Women in Hamilton, Raising our Voices. Issue 24 • May & June 2014 • A8
The Women’s Press
Gender and global climate change By Sinthu Srikanthan “The poorest will be hit the hardest and in most societies, women are the poorest of the poor,” said Joni Seager, Professor of global climate change, at Bentley University. According to Seager, women represent a large social demographic that is vulnerable to global climate change due to a lack of access to resources and little political representation. Women acutely face the impacts of the extreme weather disasters associated with global climate change through loss of livelihood, poverty, and increased rates of sexual violence. “There is no such thing as a natural disaster. They always rest upon and have effect on underlying social structures,” said Seager. Poverty, sexism, racism, and other forms of social inequality shape the impacts of global climate change on both local and international levels; however, the role of social structures in global climate change tends to be downplayed. For instance, the UN’s latest climate report ignores the gendered outcomes of global climate change. The report, titled ‘Impacts, Adaptation, and Vulnerability,’ was presented in March during the Intergovernmental Panel on Climate Change. While it
received media coverage from the BBC about the “overwhelming” impacts of climate change, it neglected to include a gendered perspective. According to Seager, most policies around the environment similarly ignore gender and thereby inadequately address the gendered outcomes of global climate change.

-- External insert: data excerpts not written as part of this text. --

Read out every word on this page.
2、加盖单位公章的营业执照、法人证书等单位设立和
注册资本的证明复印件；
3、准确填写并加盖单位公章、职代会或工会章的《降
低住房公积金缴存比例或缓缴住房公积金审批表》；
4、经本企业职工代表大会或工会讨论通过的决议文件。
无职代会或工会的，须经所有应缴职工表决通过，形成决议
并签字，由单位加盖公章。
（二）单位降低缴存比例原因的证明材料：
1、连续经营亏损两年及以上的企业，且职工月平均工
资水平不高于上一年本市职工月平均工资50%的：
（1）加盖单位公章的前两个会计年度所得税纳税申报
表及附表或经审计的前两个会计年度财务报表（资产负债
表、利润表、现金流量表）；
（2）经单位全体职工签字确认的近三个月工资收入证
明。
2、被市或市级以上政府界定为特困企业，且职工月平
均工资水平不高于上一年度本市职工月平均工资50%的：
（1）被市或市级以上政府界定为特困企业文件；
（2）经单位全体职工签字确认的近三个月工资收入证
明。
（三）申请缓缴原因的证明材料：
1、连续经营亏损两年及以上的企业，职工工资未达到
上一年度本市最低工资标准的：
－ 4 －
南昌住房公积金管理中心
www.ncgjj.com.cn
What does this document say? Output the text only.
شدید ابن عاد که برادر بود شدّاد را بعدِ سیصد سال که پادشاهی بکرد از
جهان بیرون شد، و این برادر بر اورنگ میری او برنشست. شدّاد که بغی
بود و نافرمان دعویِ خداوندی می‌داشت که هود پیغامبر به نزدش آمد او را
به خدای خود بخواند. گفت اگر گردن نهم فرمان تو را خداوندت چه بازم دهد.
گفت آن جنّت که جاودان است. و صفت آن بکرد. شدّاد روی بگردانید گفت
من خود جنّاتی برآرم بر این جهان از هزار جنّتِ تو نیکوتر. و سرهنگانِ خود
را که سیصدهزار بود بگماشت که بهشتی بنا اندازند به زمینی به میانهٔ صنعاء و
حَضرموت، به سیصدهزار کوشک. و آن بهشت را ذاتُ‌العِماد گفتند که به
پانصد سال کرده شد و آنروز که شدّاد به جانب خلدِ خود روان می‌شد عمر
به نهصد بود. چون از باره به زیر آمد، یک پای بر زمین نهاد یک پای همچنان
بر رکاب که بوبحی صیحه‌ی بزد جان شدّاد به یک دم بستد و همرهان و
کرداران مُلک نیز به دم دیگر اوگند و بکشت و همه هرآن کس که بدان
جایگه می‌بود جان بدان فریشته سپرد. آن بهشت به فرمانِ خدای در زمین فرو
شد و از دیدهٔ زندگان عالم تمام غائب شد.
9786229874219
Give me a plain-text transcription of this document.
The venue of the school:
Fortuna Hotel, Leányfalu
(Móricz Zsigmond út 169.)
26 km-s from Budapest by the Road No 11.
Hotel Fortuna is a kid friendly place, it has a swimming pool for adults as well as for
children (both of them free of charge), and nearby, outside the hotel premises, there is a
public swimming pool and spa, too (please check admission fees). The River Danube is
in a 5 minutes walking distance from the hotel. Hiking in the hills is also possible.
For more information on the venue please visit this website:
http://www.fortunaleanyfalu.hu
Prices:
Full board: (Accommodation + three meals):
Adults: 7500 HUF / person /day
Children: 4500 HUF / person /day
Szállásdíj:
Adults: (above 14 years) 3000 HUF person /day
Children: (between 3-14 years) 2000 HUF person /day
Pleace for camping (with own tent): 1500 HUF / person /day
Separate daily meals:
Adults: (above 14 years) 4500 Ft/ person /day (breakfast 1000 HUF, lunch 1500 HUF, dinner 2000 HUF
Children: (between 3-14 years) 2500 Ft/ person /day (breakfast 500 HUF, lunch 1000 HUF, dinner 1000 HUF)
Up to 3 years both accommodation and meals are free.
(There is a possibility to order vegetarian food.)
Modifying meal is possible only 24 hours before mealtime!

For Seager, the issue is not particular to global climate change and comes down to how women are made invisible in society. “It usually takes a feminist to notice that women are there or are not there,” said Seager. While there is a lack of research demonstrating the gendered outcomes, there is a gap in environmental policies in regards to gender. “We need to find ways to get gendered views into the otherwise closed policy circles,” explained Seager. Seager encourages the public to be advocates for a gendered understanding of global climate change. Proposals for power plants and pipelines must be critically assessed with consideration for the environment as well as social inequality. “We have an obligation to stand up and call out the government for its terrible record on climate change that will affect everyone across Canada and the world.”